Speaking with entrepreneur Grant Cardone, Eric Trump called Bitcoin “digital gold” and argued it exceeds traditional gold as a store of value and a symbol of financial freedom. He characterized Bitcoin as hard money for the digital age and one of the most reliable stores of value worldwide.
The debate between Bitcoin and gold has intensified amid rising geopolitical tensions and inflation worries. Gold’s market capitalization is roughly $27.6 trillion, far larger than Bitcoin’s, which still trails traditional precious metals and ranks just behind silver.

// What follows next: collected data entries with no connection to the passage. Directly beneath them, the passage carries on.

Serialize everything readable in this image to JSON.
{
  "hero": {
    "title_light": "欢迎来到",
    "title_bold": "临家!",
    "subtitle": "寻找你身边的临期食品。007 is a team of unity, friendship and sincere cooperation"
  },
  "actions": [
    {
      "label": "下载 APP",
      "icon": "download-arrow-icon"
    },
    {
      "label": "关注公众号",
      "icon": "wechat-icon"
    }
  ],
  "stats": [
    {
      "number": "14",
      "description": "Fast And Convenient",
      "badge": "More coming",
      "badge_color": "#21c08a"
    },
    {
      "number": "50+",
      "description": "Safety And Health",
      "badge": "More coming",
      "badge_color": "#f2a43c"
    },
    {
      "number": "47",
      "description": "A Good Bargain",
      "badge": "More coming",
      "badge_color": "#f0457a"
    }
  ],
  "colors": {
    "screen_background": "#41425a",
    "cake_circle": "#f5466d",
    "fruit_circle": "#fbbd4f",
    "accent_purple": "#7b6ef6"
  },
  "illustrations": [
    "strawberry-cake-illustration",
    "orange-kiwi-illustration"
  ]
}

Over the past year gold climbed about 43.3% while Bitcoin gained roughly 48%, though Bitcoin’s price movements have been significantly more volatile.
Bitcoin’s fixed supply and predictable issuance create a different dynamic than gold. Around $680 billion of new gold is mined each year, while Bitcoin’s annual issuance is capped at roughly $24 billion in value. That structural scarcity in Bitcoin can magnify the impact of inflows.

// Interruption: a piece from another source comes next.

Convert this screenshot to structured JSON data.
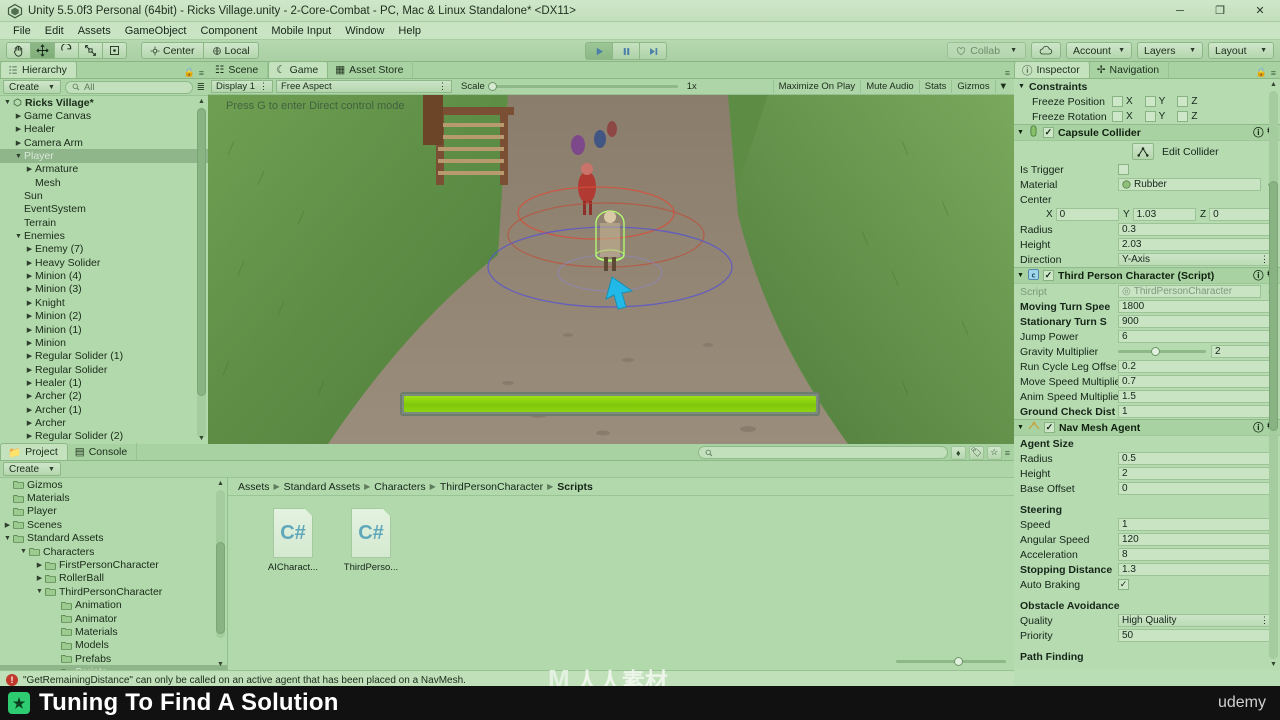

Market trends also show generational preferences: investors aged 18–39 are more likely to favor cryptocurrencies, whereas those 50 and older tend to prefer gold. Bitcoin has produced rapid, sometimes double-digit rallies during crisis periods — for example after U.S.–Iran tensions in 2020 and during regional banking turmoil in 2023 — often outpacing gold in percentage gains.
Analysts point to Bitcoin’s scarcity, increasing adoption, and potential for outsized returns in stressed markets as reasons it can serve as a long-term alternative to gold. Industry leaders such as Bitwise CEO Hunter Horsley note that Bitcoin can require fewer buyers to sustain upward momentum, which bolsters its appeal both as a store of value and as a speculative hedge.